Others go for the belly grip, or the pin-em-down-then-pick-em-up method, and like to use draw-string bags.

Whatever the approach, it’s always a low-tech affair and the basics are gloves, a torch and a way to contain the warty jumpers.

Toads can then be dropped off at collection points, where they’ll be humanely subdued in the fridge before being transferred to the freezer to die painlessly.

The carcasses are worth their weight in gold for Watergum, which harvests their toxin glands and uses them to make lures for their highly effective tadpole traps.

The bucket-like traps – designed for use in ponds, dams, creeks and even puddles – harness the cannibalistic tendencies of cane toad tadpoles.

When tadpoles hatch, they instinctively seek out and eat eggs laid by other females.
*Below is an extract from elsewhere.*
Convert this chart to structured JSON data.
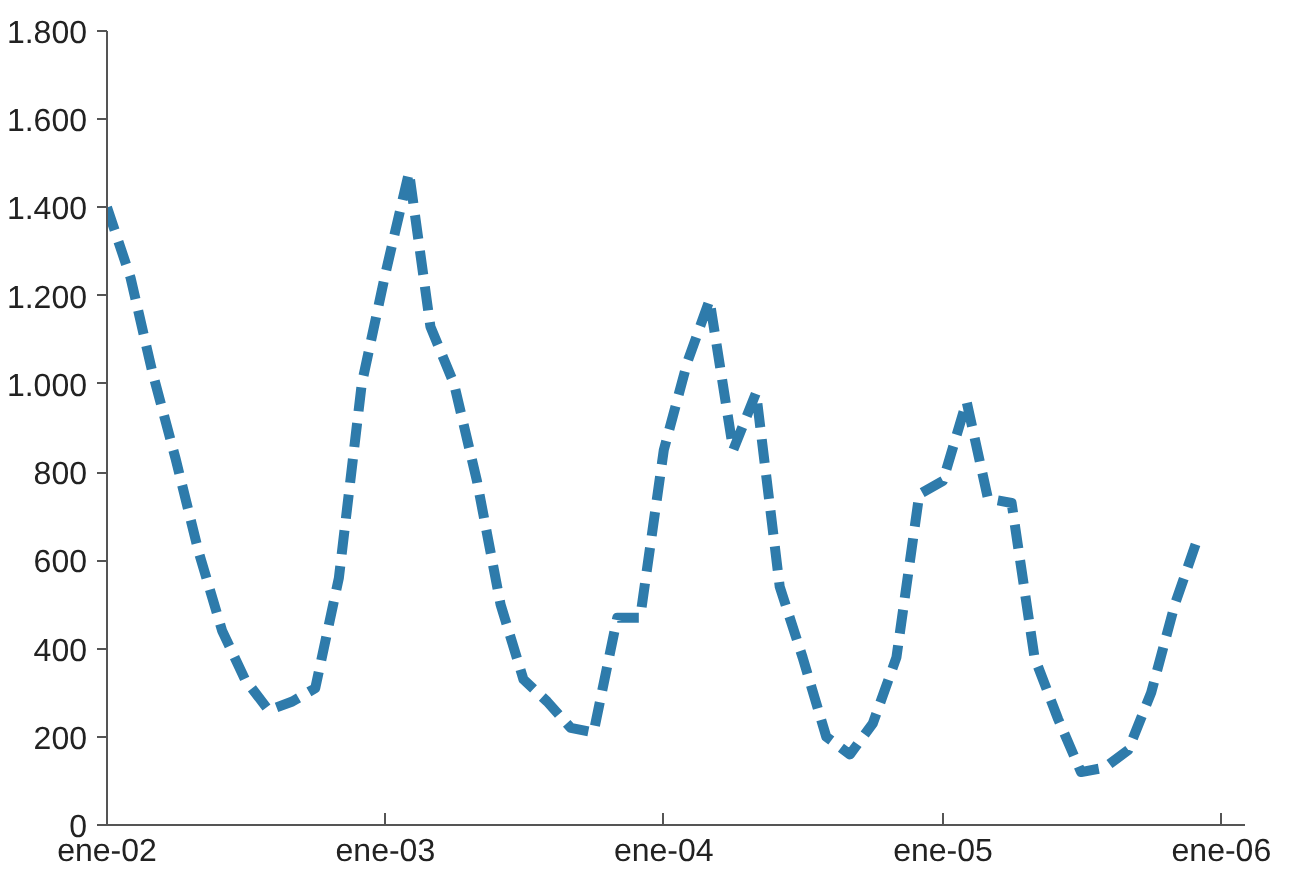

They do this by searching for a whiff of a pheromone that’s present in cane toad toxin and the secretion that surrounds the eggs.

It’s a sure-fire way to attract masses of cane toad tadpoles, with no risk to other species that don’t respond to the pheromone.

“You can easily catch a couple of hundred but some people have caught thousands in one go – the traps are just a soup of tadpoles,” Ms Tomsett said.

Back in Boonah, Linda says the achievements of Women Against Cane Toads hasn’t gone unnoticed by the blokes.

“It’s a bit of a challenge for some of the blokes – you know, ‘if the women can do it, well we can do it too’,” she laughed.